Montbéliard : Audience pour trafic de drogue tourne à l’intimidation et chaos
Les faits se sont déroulés jeudi au palais de justice de Montbéliard. Une audience pour trafic de stupéfiants a dégénéré avec l’irruption d’un groupe de jeunes gens venus manifester leur soutien au prévenu. Entre tensions dans la salle, insultes aux forces de l’ordre et graffitis insultants, l’institution judiciaire a été confrontée à une tentative d’intimidation sans précédent.
Une audience sous tension pour trafic de drogue
Le jeune homme de 19 ans comparaissait en comparution immédiate devant le tribunal du Doubs. Il était poursuivi pour avoir été interpellé en flagrant délit de vente de stupéfiants dans l’agglomération de Montbéliard. Le prévenu contestait fermement les accusations portées à son encontre.
Ce dossier n’était pourtant pas le premier pour lui. En août dernier, il avait déjà été condamné pour des faits similaires à Marseille, dans les Bouches-du-Rhône. Face aux magistrats, il a sollicité un report d’audience afin de mieux préparer sa défense.
Sa demande a été acceptée, et une nouvelle date a été fixée en novembre. Dans l’attente de ce renvoi, le jeune homme a été placé en détention provisoire.
L’arrivée d’un groupe de soutien qui dégénère
Entre 25 et 30 jeunes hommes avaient fait le déplacement jusqu’au palais de justice.

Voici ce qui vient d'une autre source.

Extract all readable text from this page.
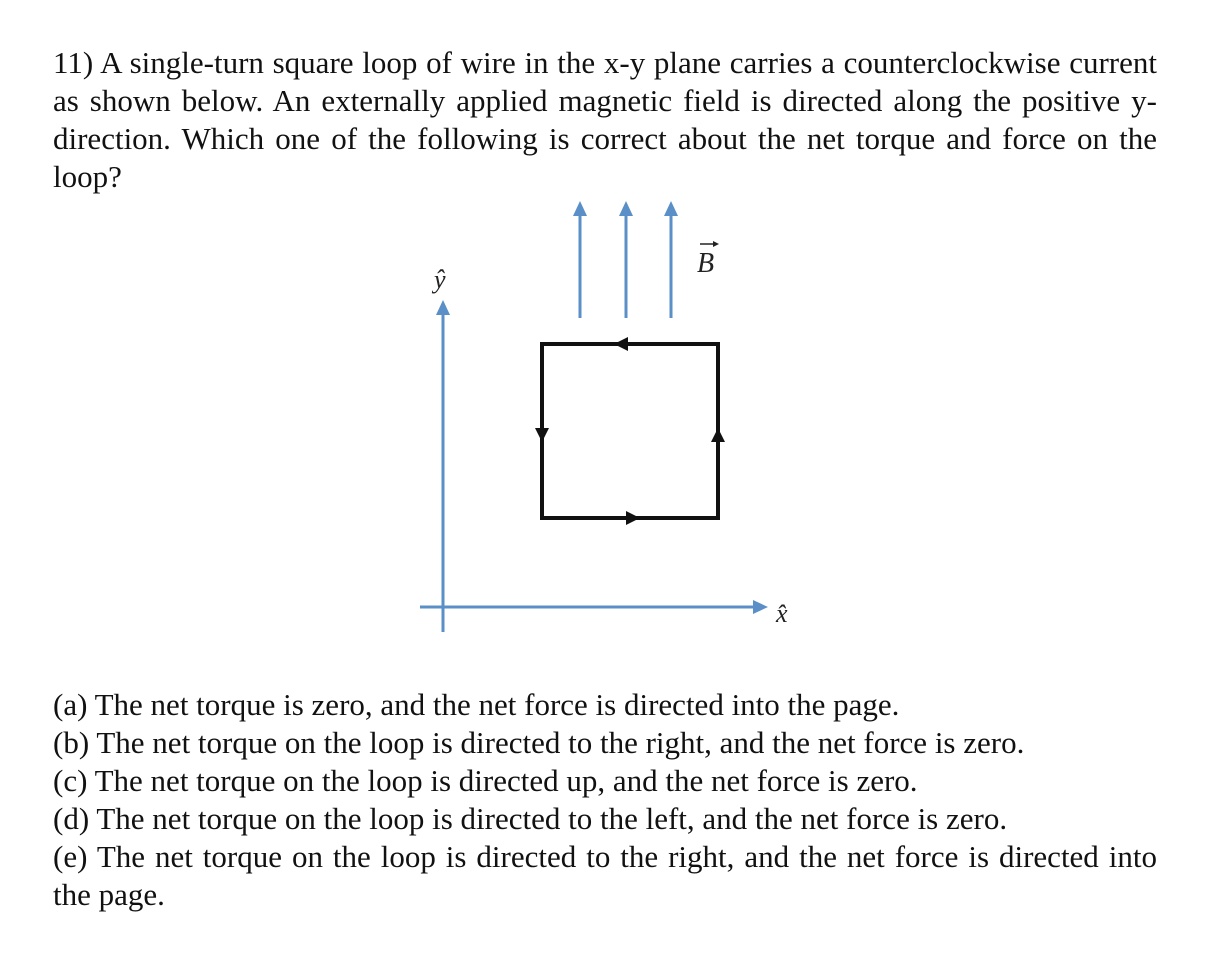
11) A single-turn square loop of wire in the x-y plane carries a counterclockwise current as shown below. An externally applied magnetic field is directed along the positive y-direction. Which one of the following is correct about the net torque and force on the loop?

ŷ
x̂
B
(a) The net torque is zero, and the net force is directed into the page.
(b) The net torque on the loop is directed to the right, and the net force is zero.
(c) The net torque on the loop is directed up, and the net force is zero.
(d) The net torque on the loop is directed to the left, and the net force is zero.
(e) The net torque on the loop is directed to the right, and the net force is directed into the page.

Paul-Édouard Lallois, procureur par intérim, a qualifié ce rassemblement de « petit comité de supporters ». Leur présence dans la salle d’audience a rapidement posé problème.
Au départ installés sans incident, les membres du groupe ont progressivement changé d’attitude. Ils ont commencé « à s’échauffer », devenant « bruyants », et « un peu oppressants, avec leurs casquettes sur la tête, défiant du regard notamment ma collègue qui était à l’audience », a détaillé Paul-Edouard Lallois.
Face à ce climat de tension croissante, la présidente du tribunal a décidé d’intervenir. Elle a ordonné l’évacuation immédiate du groupe par les forces de l’ordre présentes.
Insultes et interpellation à la sortie
Une fois à l’extérieur du palais de justice, les tensions ne sont pas retombées. Bien qu’aucun affrontement physique n’ait eu lieu, les policiers ont essuyé un déluge d’insultes de la part des jeunes évacués.
Les forces de l’ordre ont pu identifier l’un des individus particulièrement virulent. Cet homme a été interpellé puis placé en garde à vue pour outrage envers une personne dépositaire de l’autorité publique. Le reste du groupe a finalement été dispersé.
Des graffitis insultants découverts dans les toilettes
L’incident ne s’est pas arrêté là. Après le départ des jeunes, le personnel du tribunal a fait une découverte troublante dans les sanitaires du bâtiment.
Des tags injurieux visant « directement » le procureur avaient été inscrits sur les murs. Parmi ces inscriptions figuraient « NTM pour nique ta mère, et le proc FDP, pour fils de pute ».
Une seconde enquête a été lancée pour identifier les auteurs de ces dégradations. Les enquêteurs vont exploiter les images de vidéosurveillance « pour essayer de déterminer qui concrètement s’est rendu dans les toilettes dans le créneau de temps où le tag a pu être fait ».
Le parquet refuse toute intimidation
Paul-Édouard Lallois a tenu à réagir fermement face à ces multiples incidents. Le magistrat a affirmé sa détermination à poursuivre le combat contre le narcotrafic malgré les pressions.
« L’action qu’on mène en matière de lutte contre le narcotrafic ne fait pas que des heureux manifestement, on va continuer dans ce sens-là sans aucunement se laisser intimider, dans la plus grande sérénité », a-t-il déclaré.
Deux procédures judiciaires distinctes ont été ouvertes. L’une concerne les outrages envers le procureur, l’autre vise les insultes proférées à l’encontre des policiers. Ces affaires s’ajoutent au dossier initial de trafic de stupéfiants.